Prediction: We will have installed at least twenty 20TB drives for testing purposes.
- Reality: We have zero 20TB drives.
- Review: We have not been offered any 20TB drives to test or otherwise.
- Reality: We announced one exabyte in March of 2020, just past the end of 2019.
- Review: To quote Maxwell Smart, “Missed it by that much.”
Prediction: We will have installed, for testing purposes, at least 1 HAMR based drive from Seagate and/or 1 MAMR drive from Western Digital.
- Reality: Not a sniff of HAMR or MAMR drives.
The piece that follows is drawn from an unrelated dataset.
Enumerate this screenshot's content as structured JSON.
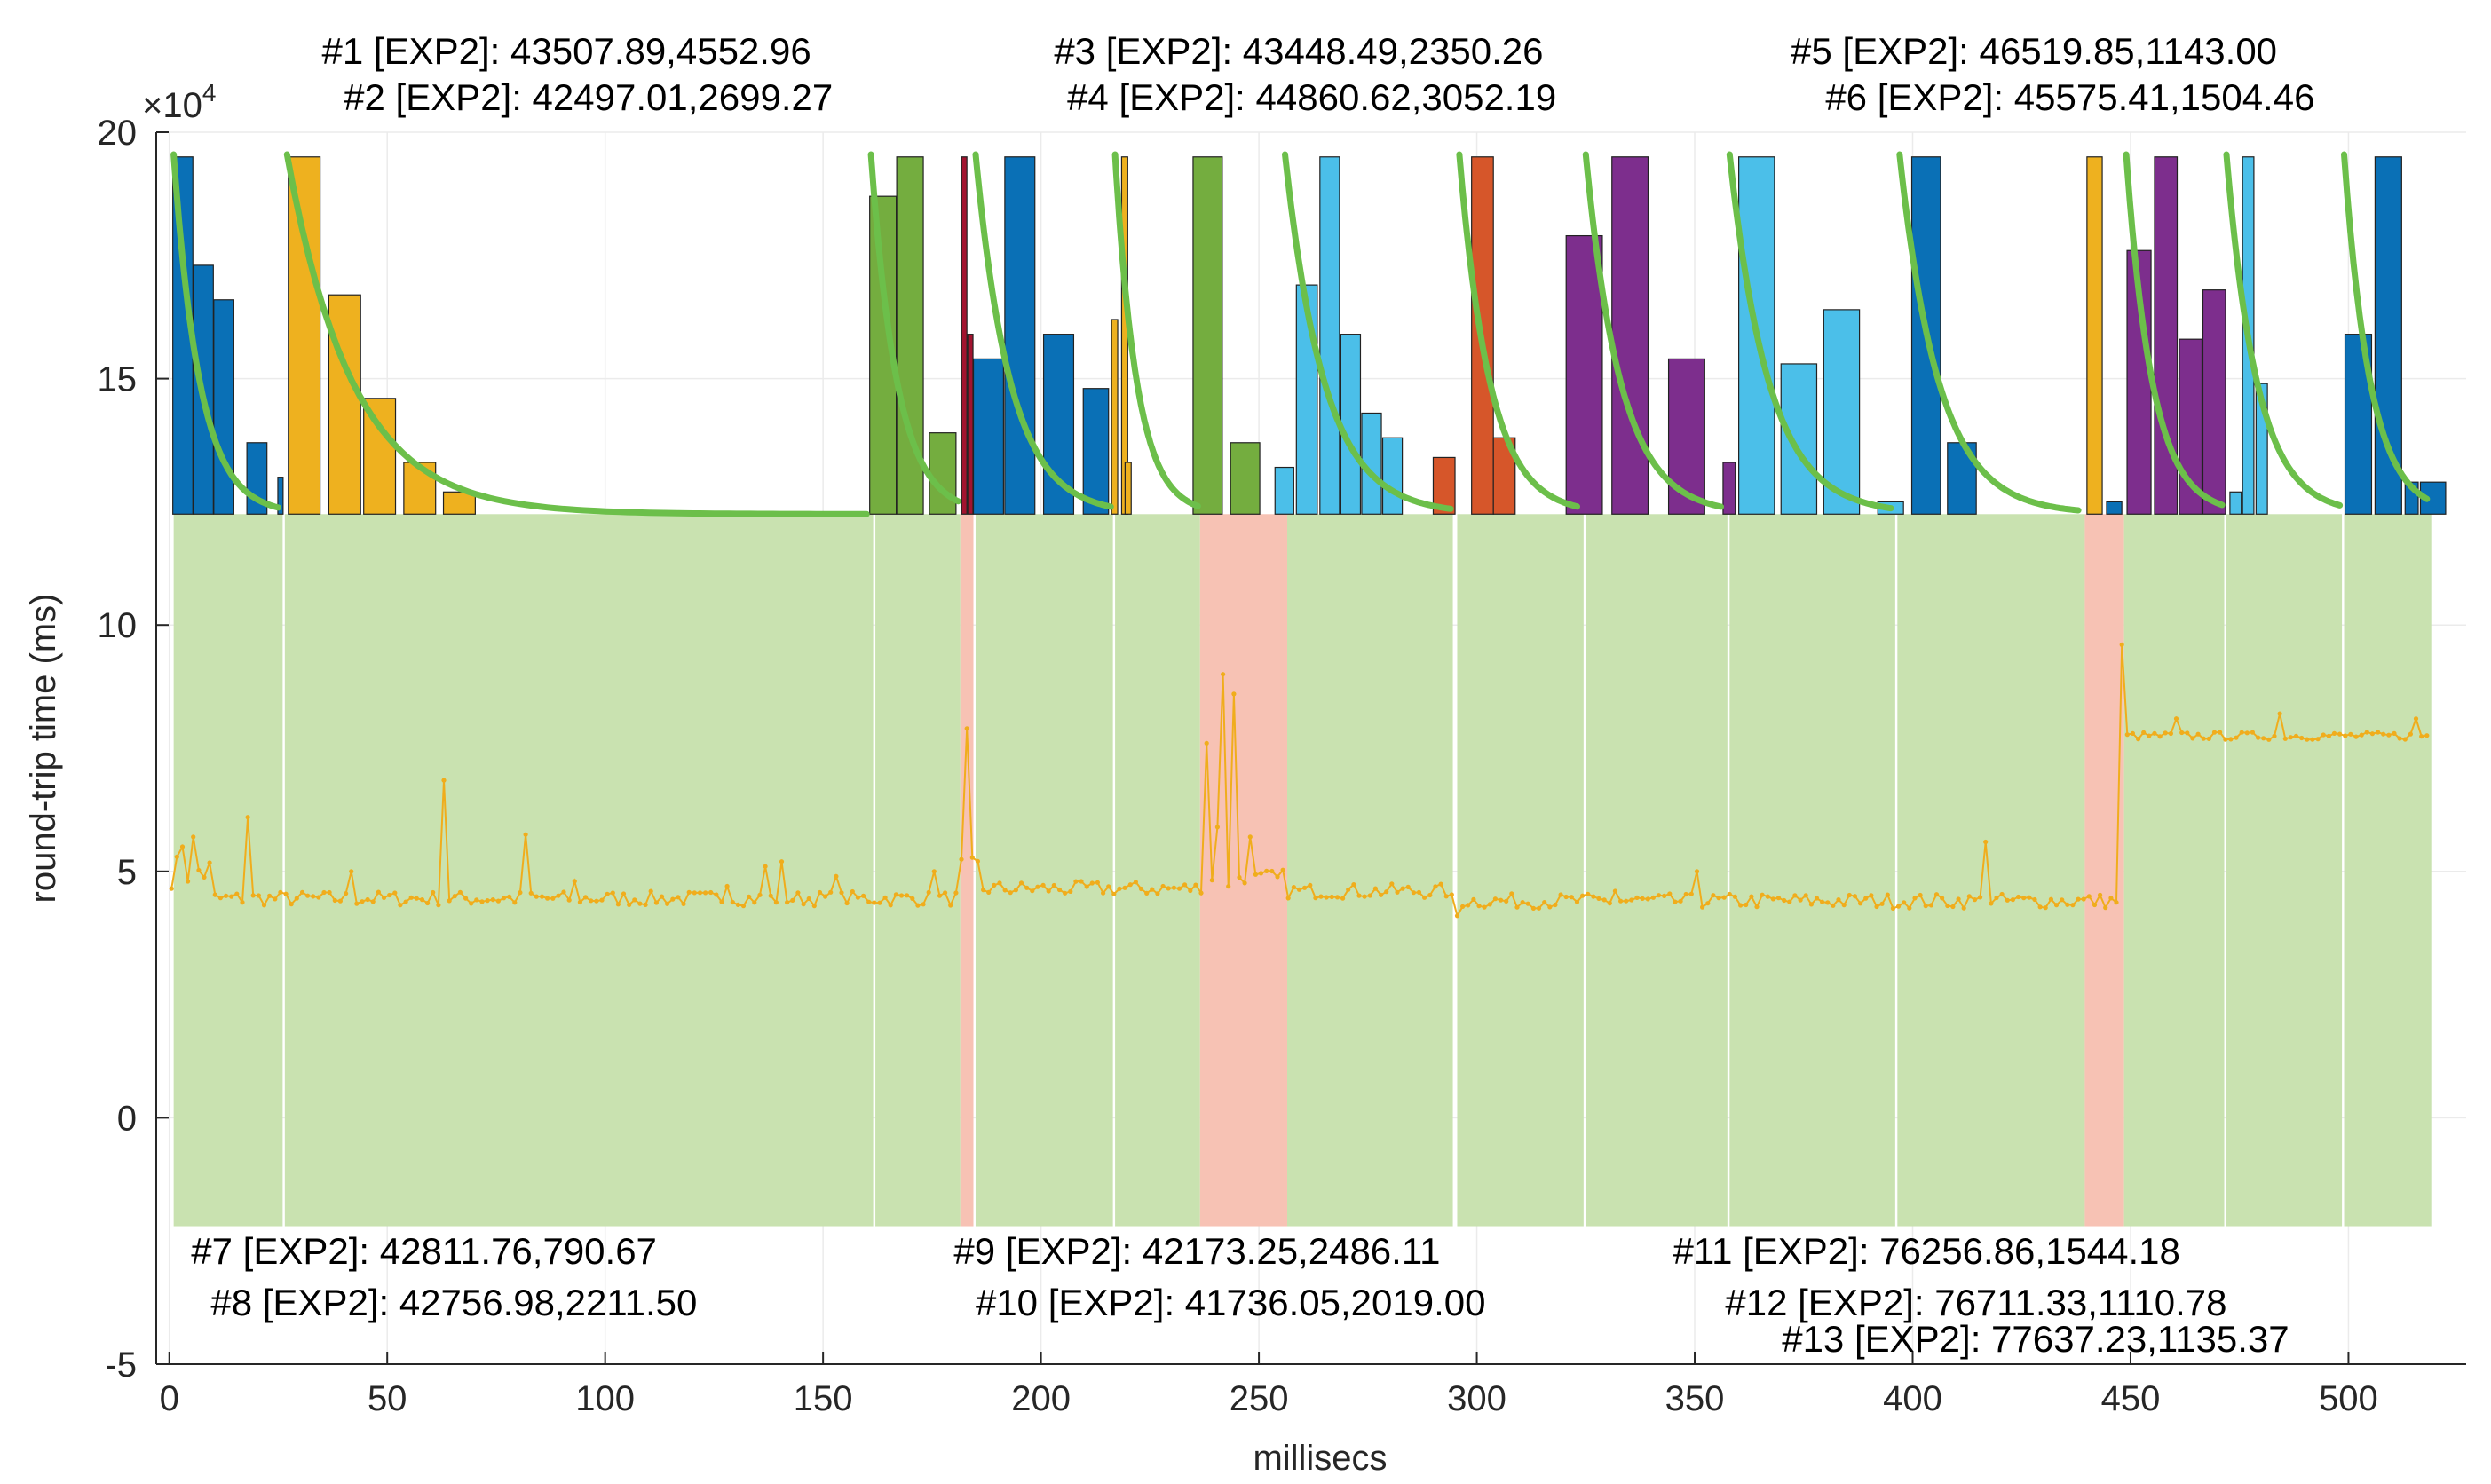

- Review: Hopefully by the end of 2020.
In summary, I think I’ll go back to my hard drive statistics and leave the prognosticating to soothsayers and divining rods.
Lifetime Hard Drive Stats
The table below shows the lifetime failure rates for the hard drive models we had in service as of March 31, 2020. The reporting period is from April 2013 through December 31, 2019. All of the drives listed were installed during this timeframe.
The Hard Drive Stats Data
The complete data set used to create the information used in this review is available on our Hard Drive Test Data webpage. You can download and use this data for free for your own purpose. All we ask are three things: 1) You cite Backblaze as the source if you use the data, 2) You accept that you are solely responsible for how you use the data, and 3) You do not sell this data to anyone—it is free.
If you just want the summarized data used to create the tables and charts in this blog post you can download the ZIP file containing the MS Excel spreadsheet.
Good luck and let us know if you find anything interesting.